Popular Mechanics, Endgadget, Consumer Reports, PC World, Gizmodo and Cnet have thoroughly debunked superiority claims by HDMI manufacturers but that hasn't stopped some electronics stores from exploiting our lack of audio/visual savvy in order to make more money.  When salespeople bring up anything akin to "picture degradation," know that they are lying to you or their boss has lied to them.  Whatever the case, you will be on the receiving end of lies.  Digital signals do not degrade.  The signal either gets to your HDTV or it doesn't.  If a digital stream doesn't reach the television, the picture will not be fuzzy, like it is with bad cable reception, it will show up as a bunch of indistinguishable squares or a big blank screen.  You won't be able to watch anything.  There will be no reduction in contrast, black level, hue, or anything else.  Picture degradation through HDMI is impossible.

HDMI manufacturers have also established a new myth in order to sell more expensive products.  They started "rating" cables for 120hz, 240hz or even 480hz. These statements are nonsense.  The signal carried by an HDMI cable is 60hz.  Always. Newer HDTVs have 120hz refresh rates (the picture refreshes 120 times every second a.k.a. 120 frames per second) but it has nothing to do with the signal going to the TV.  The more unscrupulous manufacturers count on the complexity of digital entertainment systems to trick us into buying products that we do not need and are horribly misrepresentative of the technology.

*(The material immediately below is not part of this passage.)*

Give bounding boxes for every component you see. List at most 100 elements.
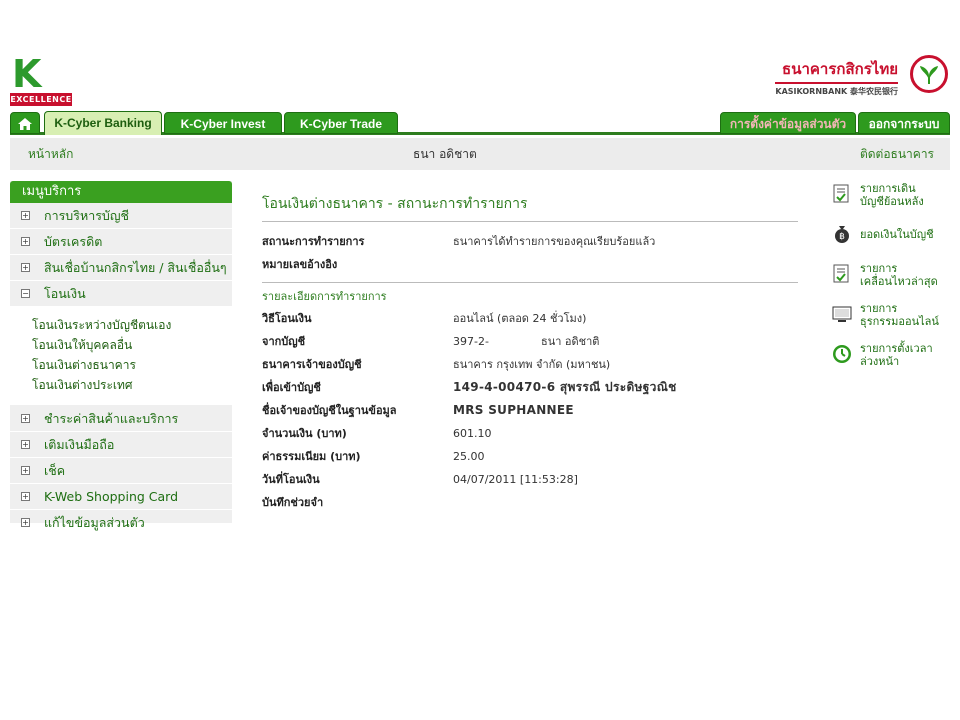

HDTVs with 120hz refresh rates were created because of a frustrating side-effect from watching non-digitally filmed movies.  Movies shot on film (Godfather, The Matrix)  run at 24 frames per second--for the purpose of simplicity, we'll just call it "24hz." Movies filmed in digital format (Star Wars: Episode III, Avatar) run at 30hz. Because older HDTVs interpret the signal at 60hz, it must repeat frames from the video to appear fluid.  It is not a problem for digital films because all 30 frames are repeated once, fitting perfectly into 60hz.  That obviously doesn't work with films shot at 24hz--the television must interpret the signal by repeating some frames once and others twice.  This effect, called 3:2 pulldown, makes the video jump during scenes with excessive movement.  Therefore newer HDTVs were created that could interpret films with 24hz or 30hz without 3:2 pulldown.  The simplest solution was to create a television that processed information at roughly 120hz.  That way it could show 30hz movies by repeating frames 3 times and 24hz movies by repeating frames 4 times, leaving no jumpy effect.  Hurray innovation!  What should you take away from all that technobabel? 120hz "rated" HDMI cables have absolutely no effect on picture quality. *For a more detailed explanation of 3:2 Pulldown, with more accurate terminology, click here.

If the HDMI cable is durable and the plugs on the end are sturdy, it will work the exact same no matter how expensive or inexpensive.  Instead of buying a $200 cable, I would suggest something more useful, like a Blu Ray Player...or 10 movies...or 20 movie tickets....or 400 candy bars (but don't buy the candy bars AT the movies; with $200, you could only afford a few).